Lily was more or less a good girl in the room. We played music for her on our iPhones. She seemed more or less uninterested in the iPad, although she did watch a little Dora on it once I connected to the wifi and pulled it up on Netflix.
They were waiting for the magical "four hours without any food or drink" to arrive before sedating her. I hoped that meant they'd be getting her ready by 4:30 (since we'd been telling everyone 12:10 to 12:30 was her lunch), but it ended up being only about 30 minutes after that. Lily was very hungry, and the hardest part was telling her she had to be patient. She really didn't understand not being allowed to eat.
The team assembled in her little room. We gave her kisses, told her we'd be back, and they ushered us out of the room and into the waiting area again, to be summoned when they were done. I sat on my seat, my wife sat on hers, and we produced smart phones so that we wouldn't be forced to speak to each other while we waited.
Okay, we did produce smart phones, but we also chatted, and she gave me money to go buy a bag of white cheddar popcorn from the snack vendor. I felt guilty eating when Lily hadn't really eaten since breakfast (she only ate strawberries at lunch), but it's not like we were eating in front of her or anything.
They gathered us back up and we returned to the room. Lily was awake and upset, but honestly was doing pretty well all things considered. She has a bit of a gag reflex, and she was stuffy to begin with, but with the crying she'd been doing, she threw up a bit and there were towels and wet wipes scattered across the bed.
She was connected to electrodes and the machine that goes "ping!" (or at least used to) and a lead was connected to her toe that glowed red and made it look like E.T.'s fingertip when he heals Elliot's booboo. We stood on either side of her little bed, stroking her hair softly and telling her what a good girl she was and how brave, and eventually she fell back asleep and I retired to a comically squeaky chair that I was perpetually afraid would startle her awake.

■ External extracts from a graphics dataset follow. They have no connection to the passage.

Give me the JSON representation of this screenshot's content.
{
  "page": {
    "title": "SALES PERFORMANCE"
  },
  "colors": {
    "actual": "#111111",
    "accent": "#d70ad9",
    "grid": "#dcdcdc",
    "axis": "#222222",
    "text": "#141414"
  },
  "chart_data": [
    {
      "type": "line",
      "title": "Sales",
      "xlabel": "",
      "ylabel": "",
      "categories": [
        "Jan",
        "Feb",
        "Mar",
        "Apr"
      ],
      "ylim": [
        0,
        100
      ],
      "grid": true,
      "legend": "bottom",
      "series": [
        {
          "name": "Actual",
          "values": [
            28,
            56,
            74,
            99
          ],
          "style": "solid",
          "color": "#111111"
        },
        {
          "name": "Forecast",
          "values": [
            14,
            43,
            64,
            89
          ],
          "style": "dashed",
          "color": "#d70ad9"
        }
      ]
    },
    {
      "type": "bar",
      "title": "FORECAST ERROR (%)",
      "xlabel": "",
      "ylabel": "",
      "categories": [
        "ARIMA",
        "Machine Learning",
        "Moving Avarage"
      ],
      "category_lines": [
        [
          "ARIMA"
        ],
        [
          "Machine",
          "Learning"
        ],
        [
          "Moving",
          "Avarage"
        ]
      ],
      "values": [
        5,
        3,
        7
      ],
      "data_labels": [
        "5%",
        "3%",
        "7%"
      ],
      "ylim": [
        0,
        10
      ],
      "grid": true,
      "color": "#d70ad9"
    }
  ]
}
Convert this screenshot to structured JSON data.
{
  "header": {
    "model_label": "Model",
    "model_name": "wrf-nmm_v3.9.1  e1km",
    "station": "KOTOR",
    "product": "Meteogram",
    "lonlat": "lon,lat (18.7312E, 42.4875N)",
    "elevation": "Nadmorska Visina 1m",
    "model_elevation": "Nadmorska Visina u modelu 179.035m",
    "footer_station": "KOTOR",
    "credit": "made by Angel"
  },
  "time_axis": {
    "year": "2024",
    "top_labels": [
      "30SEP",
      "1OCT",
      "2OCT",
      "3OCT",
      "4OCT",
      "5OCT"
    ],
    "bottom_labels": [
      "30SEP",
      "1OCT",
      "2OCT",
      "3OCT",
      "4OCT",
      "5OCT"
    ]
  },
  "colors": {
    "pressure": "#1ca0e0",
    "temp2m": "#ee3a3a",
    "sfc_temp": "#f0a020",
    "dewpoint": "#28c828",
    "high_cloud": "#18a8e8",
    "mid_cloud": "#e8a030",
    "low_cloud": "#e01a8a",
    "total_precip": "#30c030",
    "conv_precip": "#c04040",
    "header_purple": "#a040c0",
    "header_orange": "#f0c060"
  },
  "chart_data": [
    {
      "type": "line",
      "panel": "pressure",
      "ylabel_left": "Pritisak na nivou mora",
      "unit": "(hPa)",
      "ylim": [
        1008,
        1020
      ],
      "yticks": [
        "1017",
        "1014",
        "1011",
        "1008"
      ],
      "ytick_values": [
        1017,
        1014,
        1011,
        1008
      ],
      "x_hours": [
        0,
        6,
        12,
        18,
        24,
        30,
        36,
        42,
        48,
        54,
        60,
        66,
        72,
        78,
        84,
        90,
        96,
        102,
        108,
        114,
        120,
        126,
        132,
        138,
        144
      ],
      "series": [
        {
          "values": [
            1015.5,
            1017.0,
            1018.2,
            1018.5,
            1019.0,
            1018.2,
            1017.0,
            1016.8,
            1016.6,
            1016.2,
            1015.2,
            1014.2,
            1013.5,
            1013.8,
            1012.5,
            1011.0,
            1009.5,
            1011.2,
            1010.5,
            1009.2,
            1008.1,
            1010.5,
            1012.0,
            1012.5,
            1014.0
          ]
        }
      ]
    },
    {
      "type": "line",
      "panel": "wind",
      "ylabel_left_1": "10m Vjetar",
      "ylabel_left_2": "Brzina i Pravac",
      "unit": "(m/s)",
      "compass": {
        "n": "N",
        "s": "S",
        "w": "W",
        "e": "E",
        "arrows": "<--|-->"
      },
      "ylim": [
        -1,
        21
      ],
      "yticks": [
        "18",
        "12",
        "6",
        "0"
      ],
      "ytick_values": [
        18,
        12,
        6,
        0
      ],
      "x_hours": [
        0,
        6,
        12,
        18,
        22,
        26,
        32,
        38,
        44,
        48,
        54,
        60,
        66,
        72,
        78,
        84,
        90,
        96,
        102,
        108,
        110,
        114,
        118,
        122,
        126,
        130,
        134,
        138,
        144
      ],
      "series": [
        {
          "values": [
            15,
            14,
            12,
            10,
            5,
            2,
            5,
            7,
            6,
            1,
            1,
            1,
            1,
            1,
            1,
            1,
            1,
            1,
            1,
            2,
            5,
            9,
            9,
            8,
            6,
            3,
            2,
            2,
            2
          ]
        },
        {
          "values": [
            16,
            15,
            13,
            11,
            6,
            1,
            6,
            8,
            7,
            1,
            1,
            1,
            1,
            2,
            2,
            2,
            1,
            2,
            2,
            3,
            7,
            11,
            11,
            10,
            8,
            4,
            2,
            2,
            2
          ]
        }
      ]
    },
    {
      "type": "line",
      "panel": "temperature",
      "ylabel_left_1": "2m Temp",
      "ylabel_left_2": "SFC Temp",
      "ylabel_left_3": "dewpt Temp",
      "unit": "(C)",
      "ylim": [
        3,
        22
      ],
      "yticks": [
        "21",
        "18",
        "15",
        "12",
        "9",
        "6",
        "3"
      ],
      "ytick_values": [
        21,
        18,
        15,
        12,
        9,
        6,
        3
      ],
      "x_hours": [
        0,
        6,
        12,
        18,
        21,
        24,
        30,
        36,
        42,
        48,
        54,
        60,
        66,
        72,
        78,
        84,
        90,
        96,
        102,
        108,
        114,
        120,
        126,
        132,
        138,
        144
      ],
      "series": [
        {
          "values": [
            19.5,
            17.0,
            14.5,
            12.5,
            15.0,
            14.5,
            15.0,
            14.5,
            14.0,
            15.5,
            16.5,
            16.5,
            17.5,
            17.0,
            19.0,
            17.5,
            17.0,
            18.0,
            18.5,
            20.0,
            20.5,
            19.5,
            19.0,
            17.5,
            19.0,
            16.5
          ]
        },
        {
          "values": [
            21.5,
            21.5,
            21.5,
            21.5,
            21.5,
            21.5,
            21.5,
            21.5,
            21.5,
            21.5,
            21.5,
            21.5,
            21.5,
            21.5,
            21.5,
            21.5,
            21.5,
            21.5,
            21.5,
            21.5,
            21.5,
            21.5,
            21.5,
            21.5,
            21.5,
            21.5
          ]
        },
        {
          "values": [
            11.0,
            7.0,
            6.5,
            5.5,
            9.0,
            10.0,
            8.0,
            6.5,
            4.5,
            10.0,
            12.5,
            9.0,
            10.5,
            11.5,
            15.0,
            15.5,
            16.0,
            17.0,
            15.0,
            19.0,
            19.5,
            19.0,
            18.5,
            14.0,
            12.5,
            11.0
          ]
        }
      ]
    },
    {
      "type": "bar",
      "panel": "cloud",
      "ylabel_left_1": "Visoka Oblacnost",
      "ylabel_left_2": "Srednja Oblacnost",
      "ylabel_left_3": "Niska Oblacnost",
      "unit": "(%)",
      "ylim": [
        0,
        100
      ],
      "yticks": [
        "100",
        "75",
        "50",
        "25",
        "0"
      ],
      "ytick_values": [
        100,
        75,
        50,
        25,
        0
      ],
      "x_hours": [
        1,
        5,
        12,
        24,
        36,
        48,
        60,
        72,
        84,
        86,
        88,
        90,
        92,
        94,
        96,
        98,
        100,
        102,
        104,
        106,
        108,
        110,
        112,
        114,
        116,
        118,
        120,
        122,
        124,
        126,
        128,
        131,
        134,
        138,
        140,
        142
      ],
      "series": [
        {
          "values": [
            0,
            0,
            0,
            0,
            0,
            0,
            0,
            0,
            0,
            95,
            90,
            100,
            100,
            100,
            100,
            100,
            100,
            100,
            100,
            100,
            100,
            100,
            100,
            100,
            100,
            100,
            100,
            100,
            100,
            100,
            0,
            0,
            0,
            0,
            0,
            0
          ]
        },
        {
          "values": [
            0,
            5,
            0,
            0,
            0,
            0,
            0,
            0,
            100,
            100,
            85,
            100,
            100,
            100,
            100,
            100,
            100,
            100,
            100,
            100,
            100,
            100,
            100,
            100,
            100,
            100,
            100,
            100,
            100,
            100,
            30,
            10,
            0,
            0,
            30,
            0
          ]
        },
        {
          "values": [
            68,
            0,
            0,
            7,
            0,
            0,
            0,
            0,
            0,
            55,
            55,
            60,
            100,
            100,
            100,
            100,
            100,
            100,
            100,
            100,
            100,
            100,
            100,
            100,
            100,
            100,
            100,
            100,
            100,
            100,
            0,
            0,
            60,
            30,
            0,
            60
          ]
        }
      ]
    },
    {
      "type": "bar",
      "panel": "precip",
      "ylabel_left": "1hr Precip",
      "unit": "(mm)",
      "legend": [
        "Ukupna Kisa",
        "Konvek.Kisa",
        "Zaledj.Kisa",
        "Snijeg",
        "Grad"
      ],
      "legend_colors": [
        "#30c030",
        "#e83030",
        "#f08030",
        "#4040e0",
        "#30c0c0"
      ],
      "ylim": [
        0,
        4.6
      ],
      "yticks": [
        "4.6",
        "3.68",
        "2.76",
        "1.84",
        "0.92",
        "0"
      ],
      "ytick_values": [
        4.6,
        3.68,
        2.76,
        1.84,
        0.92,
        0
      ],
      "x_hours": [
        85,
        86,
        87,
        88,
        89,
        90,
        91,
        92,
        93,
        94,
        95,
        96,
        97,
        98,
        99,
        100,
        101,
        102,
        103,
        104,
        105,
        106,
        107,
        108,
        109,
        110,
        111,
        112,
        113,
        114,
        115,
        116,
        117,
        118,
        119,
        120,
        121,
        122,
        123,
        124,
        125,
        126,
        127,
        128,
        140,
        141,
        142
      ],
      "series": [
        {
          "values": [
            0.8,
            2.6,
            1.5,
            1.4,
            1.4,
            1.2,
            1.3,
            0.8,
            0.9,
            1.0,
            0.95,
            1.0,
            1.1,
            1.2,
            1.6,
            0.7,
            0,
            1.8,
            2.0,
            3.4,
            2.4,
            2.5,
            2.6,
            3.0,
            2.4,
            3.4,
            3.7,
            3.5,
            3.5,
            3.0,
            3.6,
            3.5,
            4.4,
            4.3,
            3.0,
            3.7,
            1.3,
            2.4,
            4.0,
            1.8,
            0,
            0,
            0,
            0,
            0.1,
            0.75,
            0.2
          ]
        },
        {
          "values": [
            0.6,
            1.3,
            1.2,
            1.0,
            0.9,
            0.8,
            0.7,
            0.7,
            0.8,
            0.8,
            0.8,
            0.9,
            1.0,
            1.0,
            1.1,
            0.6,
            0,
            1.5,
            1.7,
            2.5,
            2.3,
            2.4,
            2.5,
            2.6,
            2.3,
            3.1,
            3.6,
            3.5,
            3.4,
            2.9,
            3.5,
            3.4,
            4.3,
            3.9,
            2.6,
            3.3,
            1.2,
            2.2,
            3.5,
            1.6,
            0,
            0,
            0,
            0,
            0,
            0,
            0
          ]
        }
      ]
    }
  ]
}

An hour after the procedure they brought us papers to sign and released us from the hospital. My parents had picked up Emma from the daycare and were eating dinner with her. I called them and they ordered food for us and were going to bring it home so we could eat.
We stopped at McDonald's on the way home and tried to get Lily, who was still plaintively croaking, "I want Misdowald's [sic]", to eat some of it with extremely limited success. But she was coming off of a sedative that is known to cause nausea to some extent, so we weren't super surprised.
We finally got home sometime around 7, before my parents returned with Emma, and I made Lily's bed and we put her to sleep (until 1:30, when she decided to wake up for a couple hours). Long day for the little spud.
After a fitful night's sleep, we kept her home. My wife stayed with her and had her folks come over so she could get some work done, and catch a nap (since she was awake for the majority of the 1:30-3:30 festivities). She was looking good, and back to her happy self. Just another day-in-the-life.
I don't know if my expectations of emergency rooms are so low that four plus hours spent at the hospital for five stitches seems "good", or if it really is good, but saying it out loud makes me want to punch myself. "I'm so happy it only took the E.R. four hours to stitch my ADHD daughter's head wound!" Yeah, it sounds asinine. But. . . I thought it seemed like they did what they could in light of the fact that they couldn't sedate her until 4:30 at the earliest.
Still, I'd like to hold off on future Emergency Room visits. To echo the words of the intern as we checked out of the hospital, "It was nice meeting you Lily, I hope I don't have to see you again." I laughed, but after we left I figured he probably heard someone say it. And that person probably heard someone else say it, and so on, back to the dark ages of Emergency Room work. Still. . . it's true.